Reporting from Politico said that Alito is joined in the majority by Justices Clarence Thomas, Neil Gorsuch, Brett Kavanaugh and Amy Coney Barrett. The liberal justices are reported to be writing dissents in the case, but it is not clear how Chief Justice John Roberts will vote.

Alito goes on to say that the due process clause guarantees some rights that are not mentioned in the constitution but those rights have to be rooted in the nation’s history and tradition. 

“The right to abortion does not fall within this category,” Alito wrote. 

The due process clause of the 14th Amendment is the backbone of many rights established by the Supreme Court aside from abortion, such as the legalization of same-sex marriage in Obergefell v. Hodges, the right to birth control in Griswold v. Connecticut and the criminalization of anti-sodomy laws in Lawrence v. Texas

In his draft opinion, Alito claims the right to abortion not only had no support in American law until the later part of the 20th century, but had long been a crime in every single state. 

Roe either ignored or misstated this history, and Casey declined to reconsider Roe’s faulty historical analysis,” the Trump appointee wrote. “It is therefore important to set the record straight.” 

During oral arguments in December, the liberal justices suggested the court should not overturn Roe because it would go against stare decisis, the principle that judges ought to respect the precedent of prior rulings. Alito addresses this point in the draft by stating that some of the most important constitutional decisions have overruled prior precedents, citing Brown v. Board of Education, Plessy v. Ferguson and Adkins v. Children’s Hospital of D.C.
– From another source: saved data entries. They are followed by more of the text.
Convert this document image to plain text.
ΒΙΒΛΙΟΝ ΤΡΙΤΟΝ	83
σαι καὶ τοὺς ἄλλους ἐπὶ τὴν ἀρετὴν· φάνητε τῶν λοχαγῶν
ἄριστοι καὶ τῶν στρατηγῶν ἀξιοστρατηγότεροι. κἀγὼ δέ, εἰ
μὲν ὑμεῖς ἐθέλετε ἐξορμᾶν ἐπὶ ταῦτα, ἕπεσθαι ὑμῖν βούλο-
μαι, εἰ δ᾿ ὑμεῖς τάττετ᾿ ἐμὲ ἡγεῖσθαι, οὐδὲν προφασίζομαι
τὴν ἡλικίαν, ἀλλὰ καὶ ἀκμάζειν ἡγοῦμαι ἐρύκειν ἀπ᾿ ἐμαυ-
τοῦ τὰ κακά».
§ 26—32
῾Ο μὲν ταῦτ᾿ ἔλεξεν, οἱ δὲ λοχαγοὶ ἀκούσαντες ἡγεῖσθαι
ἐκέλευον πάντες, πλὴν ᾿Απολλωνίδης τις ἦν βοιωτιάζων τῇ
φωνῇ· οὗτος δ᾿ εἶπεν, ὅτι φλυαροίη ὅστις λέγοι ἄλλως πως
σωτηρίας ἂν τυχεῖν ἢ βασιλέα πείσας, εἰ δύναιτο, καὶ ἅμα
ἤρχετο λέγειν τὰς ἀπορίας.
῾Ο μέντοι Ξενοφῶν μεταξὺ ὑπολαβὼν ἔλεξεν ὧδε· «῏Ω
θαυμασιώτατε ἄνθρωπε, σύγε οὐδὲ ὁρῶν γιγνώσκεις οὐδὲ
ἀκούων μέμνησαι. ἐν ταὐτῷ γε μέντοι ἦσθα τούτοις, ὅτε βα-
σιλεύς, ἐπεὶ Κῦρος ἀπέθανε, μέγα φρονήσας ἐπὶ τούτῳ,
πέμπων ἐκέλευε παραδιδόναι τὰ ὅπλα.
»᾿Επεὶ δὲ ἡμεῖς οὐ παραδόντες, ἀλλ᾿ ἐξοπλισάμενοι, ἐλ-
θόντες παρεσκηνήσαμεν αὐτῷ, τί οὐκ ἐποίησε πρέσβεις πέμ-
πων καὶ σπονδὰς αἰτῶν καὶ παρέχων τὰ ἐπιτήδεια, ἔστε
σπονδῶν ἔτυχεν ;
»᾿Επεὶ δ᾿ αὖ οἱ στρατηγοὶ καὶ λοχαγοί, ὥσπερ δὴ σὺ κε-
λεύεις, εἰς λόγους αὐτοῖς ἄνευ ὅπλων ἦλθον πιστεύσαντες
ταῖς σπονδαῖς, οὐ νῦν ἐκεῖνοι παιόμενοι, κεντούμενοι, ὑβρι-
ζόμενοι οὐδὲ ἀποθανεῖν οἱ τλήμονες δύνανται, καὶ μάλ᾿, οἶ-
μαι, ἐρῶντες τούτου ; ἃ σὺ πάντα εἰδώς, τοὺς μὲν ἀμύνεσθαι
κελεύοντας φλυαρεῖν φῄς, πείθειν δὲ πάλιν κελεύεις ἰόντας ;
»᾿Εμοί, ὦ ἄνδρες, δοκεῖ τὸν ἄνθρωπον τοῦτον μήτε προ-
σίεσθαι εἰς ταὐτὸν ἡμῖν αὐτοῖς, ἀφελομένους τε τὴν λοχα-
Alito claims Roe’s reasoning was “exceptionally weak” and the decision had “damaging consequences” that have “enflamed debate and deepened division,” therefore, the right to abortion should be returned to the states.

“The Constitution does not prohibit the citizens of each state from regulating or prohibiting abortion,” Alito wrote. “Roe and Casey arrogated that authority. We now overrule those decisions and return that authority to the people and their elected representatives.”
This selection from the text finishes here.